Ariana shook her head.

"He said, 'At least I had a good breakfast.' And then he died."

"Why didst thou bring him here, since thou didst know he was already dead?" Ariana asked him gently.

The lean, bitter-faced serf shrugged. "I didn't want to leave him just lying in a muddy ditch like a dead dog," he replied. "In his whole life, nobody ever treated him as if he mattered at all. He was my friend, and I didn't want to leave him there like a pile of garbage." He laughed a short, bitter laugh. "I don't suppose it matters very much to him, but at least there's a little bit of dignity here." He awkwardly patted the dead man's shoulder. "Sorry, Detton," he said, "but I guess I'd better go back to the fighting."

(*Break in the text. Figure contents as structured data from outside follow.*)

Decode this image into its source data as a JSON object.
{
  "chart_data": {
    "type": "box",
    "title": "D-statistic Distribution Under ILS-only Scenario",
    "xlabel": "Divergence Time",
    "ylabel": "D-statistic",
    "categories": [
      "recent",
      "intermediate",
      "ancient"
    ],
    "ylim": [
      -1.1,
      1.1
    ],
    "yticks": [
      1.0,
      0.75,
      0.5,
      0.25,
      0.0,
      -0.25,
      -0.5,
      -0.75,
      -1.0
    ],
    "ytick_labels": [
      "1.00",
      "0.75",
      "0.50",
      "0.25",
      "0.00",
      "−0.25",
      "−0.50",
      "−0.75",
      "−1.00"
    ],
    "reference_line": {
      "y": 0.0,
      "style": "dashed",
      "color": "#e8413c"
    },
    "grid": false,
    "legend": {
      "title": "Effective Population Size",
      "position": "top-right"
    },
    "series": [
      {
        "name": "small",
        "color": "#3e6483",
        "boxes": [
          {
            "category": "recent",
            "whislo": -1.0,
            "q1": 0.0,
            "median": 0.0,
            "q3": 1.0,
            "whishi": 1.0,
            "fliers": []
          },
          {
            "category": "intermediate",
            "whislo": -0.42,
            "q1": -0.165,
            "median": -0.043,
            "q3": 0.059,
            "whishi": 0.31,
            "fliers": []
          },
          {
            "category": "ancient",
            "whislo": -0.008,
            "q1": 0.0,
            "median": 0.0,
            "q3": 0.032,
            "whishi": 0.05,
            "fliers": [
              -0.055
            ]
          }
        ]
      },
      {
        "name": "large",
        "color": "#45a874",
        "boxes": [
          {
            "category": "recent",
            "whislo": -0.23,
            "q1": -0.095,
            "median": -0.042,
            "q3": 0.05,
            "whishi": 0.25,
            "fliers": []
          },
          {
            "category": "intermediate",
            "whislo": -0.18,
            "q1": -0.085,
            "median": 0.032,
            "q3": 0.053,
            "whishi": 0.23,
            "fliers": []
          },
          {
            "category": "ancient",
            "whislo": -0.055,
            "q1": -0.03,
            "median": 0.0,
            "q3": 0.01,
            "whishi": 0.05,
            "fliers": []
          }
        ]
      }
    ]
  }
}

"What is thy name, friend?" Ariana asked.

"I'm called Lammer, my Lady."

"Is the need for thee in the battle urgent?"

"I doubt it, my Lady. I've been shooting arrows at the Malloreans. I'm not very good at it, but it's what I'm supposed to do."

"My need for thee is greater, then," she declared. "I have many wounded here and few hands to help with their care. Despite thy surly exterior, I sense a great compassion in thee. Wilt thou help me?"

He regarded her for a moment. "What do you want me to do?" he said.

"Taiba is boiling cloth for bandages over that fire there," she replied. "See to the fire first, then thou wilt find a cart just outside with blankets in it. Bring in the blankets, good Lammer. After that I will have other tasks for thee."

"All right," Lammer replied laconically, moving toward the fire.

"What can we do for her?" the Princess Ce'Nedra demanded of the misshapen Beldin. The princess was staring intently into Polgara's pale, unconscious face as the sorceress lay exhausted in the arms of Durnik the smith.

"Let her sleep," Beldin grunted. "She'll be all right in a day or so."

"What's the matter with her?" Durnik asked in a worried voice.

"She's exhausted," Beldin snapped. "Isn't that obvious?"

"Just from raising a breeze? I've seen her do things that looked a lot harder."

"You don't have the faintest idea of what you're talking about, blacksmith," Beldin growled. The hunchbacked sorcerer was himself pale and shaking. "When you start tampering with the weather, you're putting your hands on the most powerful forces in the world. I'd rather try to stop a tide or uproot a mountain than stir up a breeze in dead air."

"The Grolims brought in that storm," Durnik said.

"The air was already moving. Dead-calm air is altogether different. Do you have the remotest idea of how much air you've got to move to stir even the faintest breath of air? Do you know what kind of pressures are involved - how much all that air weighs?"